Michel Bussi aime depuis toujours imaginer des stratagèmes pour berner son lecteur. C'est une nouvelle fois réussi!
PS: promis, aucun spoil dans cette chronique (qui va donc être courte :D) parce que je ne veux pas divulgâcher le tour de passe-passe.

Pitch (4ème de couv):
"Près de Lausanne, Jeanne, jeune psychiatre spécialisée dans les traumatismes, rejoint le manoir des Amarantes, qui, depuis 1945, abrite des pensionnaires brisés par la guerre. Parmi eux, Charly, adolescent imprévisible et paranoïaque, et Téréza, orpheline du ghetto de Varsovie, ont noué un lien très fort.
Mais ces dernières semaines, des évènements inquiétants secouent les lieux: des pensionnaires disparaissent, de mort naturelle prétend-on; des statues changent de place; le docteur Gruber, directeur de l'établissement, mène des expériences mystérieuses.
Tandis que les ombres et les non-dits pèsent sur ce manoir hors du temps, le danger est partout.
Derrière un décor faussement paisible, entre les rives du Léman et les sommets alpins, le passé peut-il encore tuer?"

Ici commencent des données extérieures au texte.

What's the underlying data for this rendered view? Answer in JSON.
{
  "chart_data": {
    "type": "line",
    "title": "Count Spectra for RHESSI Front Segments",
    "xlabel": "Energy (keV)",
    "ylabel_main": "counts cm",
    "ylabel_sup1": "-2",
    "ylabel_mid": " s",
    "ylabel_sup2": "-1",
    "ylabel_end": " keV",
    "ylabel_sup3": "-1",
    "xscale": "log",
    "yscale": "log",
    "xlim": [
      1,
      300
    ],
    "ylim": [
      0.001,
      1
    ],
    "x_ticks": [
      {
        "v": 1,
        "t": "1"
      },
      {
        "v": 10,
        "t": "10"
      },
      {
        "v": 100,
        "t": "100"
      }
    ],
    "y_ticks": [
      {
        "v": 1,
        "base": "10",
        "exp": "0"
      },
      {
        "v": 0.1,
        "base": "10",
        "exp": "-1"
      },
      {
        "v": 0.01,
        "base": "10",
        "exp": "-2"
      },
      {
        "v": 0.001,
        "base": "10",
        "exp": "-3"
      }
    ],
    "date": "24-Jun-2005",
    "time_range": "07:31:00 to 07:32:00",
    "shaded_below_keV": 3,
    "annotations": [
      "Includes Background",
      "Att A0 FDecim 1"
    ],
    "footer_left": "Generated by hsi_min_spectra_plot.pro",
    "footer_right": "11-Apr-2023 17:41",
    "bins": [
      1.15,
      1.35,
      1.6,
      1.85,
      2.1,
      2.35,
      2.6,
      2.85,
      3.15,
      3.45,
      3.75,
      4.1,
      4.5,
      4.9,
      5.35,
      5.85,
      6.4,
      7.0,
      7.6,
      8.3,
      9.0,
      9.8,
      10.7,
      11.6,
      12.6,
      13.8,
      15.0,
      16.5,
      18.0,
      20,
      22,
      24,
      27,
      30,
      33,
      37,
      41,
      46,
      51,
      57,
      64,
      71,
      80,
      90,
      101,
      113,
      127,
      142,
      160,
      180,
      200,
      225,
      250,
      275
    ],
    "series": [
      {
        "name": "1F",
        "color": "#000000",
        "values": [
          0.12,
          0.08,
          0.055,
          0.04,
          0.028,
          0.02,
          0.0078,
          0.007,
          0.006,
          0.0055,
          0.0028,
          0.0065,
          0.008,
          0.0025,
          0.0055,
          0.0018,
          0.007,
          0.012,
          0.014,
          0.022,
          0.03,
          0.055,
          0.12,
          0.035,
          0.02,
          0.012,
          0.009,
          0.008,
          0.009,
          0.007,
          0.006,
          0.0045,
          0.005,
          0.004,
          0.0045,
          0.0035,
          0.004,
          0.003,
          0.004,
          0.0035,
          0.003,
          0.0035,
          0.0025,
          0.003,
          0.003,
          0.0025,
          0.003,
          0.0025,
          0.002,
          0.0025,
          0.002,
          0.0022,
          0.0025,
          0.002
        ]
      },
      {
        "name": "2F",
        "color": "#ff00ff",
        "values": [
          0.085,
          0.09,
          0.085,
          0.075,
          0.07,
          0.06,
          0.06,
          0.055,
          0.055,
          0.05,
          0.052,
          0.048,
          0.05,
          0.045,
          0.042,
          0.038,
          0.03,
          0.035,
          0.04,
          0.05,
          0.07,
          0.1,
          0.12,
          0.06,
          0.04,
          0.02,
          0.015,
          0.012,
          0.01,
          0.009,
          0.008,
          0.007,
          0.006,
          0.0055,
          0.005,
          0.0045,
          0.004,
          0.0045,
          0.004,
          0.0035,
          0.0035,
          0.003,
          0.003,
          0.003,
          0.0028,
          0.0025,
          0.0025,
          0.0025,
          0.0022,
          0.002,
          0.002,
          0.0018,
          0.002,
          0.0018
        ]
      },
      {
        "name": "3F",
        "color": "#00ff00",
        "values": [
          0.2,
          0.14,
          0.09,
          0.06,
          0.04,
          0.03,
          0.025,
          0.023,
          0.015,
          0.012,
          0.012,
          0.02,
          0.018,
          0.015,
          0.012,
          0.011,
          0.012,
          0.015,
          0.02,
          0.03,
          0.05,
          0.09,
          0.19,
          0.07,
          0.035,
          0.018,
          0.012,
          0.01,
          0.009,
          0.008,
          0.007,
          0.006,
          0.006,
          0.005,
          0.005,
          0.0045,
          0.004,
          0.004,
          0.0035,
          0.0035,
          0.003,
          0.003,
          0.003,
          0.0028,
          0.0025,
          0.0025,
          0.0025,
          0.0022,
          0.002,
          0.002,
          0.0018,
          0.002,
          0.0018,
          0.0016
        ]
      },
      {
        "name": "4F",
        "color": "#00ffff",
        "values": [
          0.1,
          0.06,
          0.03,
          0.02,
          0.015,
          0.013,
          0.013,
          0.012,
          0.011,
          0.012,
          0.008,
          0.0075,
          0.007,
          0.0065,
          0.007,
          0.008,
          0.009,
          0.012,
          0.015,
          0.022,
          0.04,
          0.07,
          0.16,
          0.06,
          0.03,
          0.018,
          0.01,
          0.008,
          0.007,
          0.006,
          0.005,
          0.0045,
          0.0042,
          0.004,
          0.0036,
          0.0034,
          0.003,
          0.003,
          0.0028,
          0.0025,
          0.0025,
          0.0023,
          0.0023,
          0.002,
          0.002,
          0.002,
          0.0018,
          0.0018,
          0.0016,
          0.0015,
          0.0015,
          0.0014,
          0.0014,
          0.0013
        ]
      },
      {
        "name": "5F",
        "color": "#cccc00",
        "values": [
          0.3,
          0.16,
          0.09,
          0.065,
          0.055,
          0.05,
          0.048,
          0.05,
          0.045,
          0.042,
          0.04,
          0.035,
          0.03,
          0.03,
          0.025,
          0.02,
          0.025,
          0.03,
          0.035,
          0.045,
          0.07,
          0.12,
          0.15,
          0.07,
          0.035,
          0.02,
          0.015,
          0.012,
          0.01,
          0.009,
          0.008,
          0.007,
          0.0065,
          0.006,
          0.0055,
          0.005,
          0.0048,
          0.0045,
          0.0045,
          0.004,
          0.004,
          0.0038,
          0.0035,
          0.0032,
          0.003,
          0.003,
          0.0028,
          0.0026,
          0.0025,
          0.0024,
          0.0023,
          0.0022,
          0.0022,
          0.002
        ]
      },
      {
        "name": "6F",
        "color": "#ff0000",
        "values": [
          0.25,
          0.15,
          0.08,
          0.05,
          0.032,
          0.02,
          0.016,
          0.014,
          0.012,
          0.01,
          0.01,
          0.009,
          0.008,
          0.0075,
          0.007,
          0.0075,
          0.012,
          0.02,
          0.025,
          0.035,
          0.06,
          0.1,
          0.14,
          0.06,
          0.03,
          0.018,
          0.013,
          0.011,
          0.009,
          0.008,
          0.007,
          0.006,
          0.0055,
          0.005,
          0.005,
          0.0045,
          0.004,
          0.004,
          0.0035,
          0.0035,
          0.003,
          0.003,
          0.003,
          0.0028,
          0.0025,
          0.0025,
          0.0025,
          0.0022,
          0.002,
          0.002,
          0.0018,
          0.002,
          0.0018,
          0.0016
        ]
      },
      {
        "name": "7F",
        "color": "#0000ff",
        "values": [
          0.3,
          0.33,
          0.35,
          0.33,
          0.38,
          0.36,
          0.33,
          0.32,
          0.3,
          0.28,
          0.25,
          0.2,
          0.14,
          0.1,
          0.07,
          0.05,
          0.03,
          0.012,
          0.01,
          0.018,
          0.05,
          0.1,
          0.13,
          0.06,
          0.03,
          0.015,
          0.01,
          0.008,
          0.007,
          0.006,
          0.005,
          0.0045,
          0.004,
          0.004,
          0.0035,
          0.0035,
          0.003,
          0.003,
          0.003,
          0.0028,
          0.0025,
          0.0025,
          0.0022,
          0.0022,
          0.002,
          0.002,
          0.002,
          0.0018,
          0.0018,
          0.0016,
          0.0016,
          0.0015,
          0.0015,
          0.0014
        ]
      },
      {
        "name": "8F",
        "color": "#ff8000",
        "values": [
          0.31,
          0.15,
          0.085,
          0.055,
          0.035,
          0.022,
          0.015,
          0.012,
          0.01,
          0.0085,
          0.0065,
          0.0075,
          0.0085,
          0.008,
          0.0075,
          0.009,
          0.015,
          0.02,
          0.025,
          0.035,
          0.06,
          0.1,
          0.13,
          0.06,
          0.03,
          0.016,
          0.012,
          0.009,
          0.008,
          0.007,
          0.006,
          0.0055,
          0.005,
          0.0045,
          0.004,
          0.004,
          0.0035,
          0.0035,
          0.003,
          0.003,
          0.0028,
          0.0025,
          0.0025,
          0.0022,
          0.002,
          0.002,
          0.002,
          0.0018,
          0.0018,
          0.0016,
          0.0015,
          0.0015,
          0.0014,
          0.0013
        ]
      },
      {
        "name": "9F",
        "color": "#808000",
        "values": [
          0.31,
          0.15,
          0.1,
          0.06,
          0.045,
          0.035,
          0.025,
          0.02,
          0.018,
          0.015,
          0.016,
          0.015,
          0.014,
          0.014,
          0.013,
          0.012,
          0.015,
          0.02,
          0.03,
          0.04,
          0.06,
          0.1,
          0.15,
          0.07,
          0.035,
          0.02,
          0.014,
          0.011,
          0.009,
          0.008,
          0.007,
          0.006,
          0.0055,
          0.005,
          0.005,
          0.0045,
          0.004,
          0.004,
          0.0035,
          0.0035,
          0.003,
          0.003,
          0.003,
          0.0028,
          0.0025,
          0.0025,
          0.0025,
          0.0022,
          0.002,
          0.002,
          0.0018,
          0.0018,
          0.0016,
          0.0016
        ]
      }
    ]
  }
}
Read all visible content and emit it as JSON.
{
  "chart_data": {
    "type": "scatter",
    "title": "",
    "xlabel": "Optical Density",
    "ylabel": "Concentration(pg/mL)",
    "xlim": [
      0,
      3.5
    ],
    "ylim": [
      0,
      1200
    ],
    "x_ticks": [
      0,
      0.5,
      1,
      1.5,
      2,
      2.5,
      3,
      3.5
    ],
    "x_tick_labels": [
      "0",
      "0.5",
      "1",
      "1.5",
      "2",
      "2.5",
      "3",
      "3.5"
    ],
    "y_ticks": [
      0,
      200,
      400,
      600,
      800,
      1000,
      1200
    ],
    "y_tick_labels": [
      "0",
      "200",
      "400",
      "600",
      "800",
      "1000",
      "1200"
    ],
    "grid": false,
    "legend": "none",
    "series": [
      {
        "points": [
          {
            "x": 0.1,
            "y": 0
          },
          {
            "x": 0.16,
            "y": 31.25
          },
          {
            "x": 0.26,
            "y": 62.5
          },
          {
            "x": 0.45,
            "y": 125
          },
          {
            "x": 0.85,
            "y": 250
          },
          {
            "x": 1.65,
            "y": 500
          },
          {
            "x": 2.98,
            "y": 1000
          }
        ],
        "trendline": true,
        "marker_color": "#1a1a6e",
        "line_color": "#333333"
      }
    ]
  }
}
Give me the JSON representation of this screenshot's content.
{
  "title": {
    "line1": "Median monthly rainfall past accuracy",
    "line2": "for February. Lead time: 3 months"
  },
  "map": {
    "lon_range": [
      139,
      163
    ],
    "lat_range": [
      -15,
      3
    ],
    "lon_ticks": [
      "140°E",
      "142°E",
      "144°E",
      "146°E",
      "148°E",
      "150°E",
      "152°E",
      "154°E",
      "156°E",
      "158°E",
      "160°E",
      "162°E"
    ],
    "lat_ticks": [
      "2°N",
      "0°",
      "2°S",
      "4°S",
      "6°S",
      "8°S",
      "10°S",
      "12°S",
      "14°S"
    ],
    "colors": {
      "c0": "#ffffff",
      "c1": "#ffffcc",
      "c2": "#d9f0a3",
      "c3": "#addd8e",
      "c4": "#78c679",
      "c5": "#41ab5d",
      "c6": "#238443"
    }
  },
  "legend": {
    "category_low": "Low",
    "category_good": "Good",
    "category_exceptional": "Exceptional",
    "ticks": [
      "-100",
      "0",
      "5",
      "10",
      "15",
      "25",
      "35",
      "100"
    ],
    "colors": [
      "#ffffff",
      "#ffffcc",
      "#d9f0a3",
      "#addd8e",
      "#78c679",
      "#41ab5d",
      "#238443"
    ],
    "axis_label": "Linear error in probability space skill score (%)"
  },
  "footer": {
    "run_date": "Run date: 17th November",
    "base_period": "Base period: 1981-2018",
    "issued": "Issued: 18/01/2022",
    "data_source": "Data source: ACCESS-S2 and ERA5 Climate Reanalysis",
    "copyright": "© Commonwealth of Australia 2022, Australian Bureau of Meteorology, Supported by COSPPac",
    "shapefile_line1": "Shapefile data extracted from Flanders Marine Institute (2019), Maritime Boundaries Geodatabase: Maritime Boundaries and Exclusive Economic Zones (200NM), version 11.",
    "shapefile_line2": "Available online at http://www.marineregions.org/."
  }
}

La Suisse. Un manoir avec vue sur le Léman et la chaine des Alpes, et dont la maison voisine est celle de Charlie Chaplin. Une vie qui pourrait sembler douce et paisible si ce n'est le sentiment de ses habitants d'être enfermés contre leur gré avec des craintes quant à leur vie, plusieurs de leurs camarades ayant disparus avant d'être finalement déclarés morts.
L'occasion pour l'auteur de revenir sur l'Histoire de la Suisse pendant la seconde guerre mondiale, pas si propre que ça, et sur l'attitude tout suisse faite de neutralité… quitte à mettre les choses dérangeantes sous le tapis pour garder la face?

Voilà le contexte et point de départ de cette nouvelle intrigue à twists proposée par Michel Bussi, maître de la prestidigitation littéraire, qui se casse la tête à chaque fois pour trouver un nouveau moyen de retourner le cerveau de ses lecteurs. Et donc de les contenter!
Et ca fonctionne plutôt bien, parce qu'on s'attache très rapidement aux personnages de Charly et Téréza et qu'on a envie de les suivre dans leur fuite pour leur survie. Et parce que, connaissant maintenant l'auteur, on joue également les enquêteurs pour trouver la clé qui permettra de résoudre l'énigme.

Le plus fou? Tout est sous nos yeux. Il suffit de ne pas rater les indices semés ça et là par l'auteur. 
Sauf que, même très attentive et avec de gros soupçons sur ce qui pouvait bien se passer dans ce manoir (hanté?), j'ai quand même fini par me faire berner… Preuve que Michel Bussi a encore une fois réussi son coup!
Et vous, aviez-vous découvert le secret des Amarantes?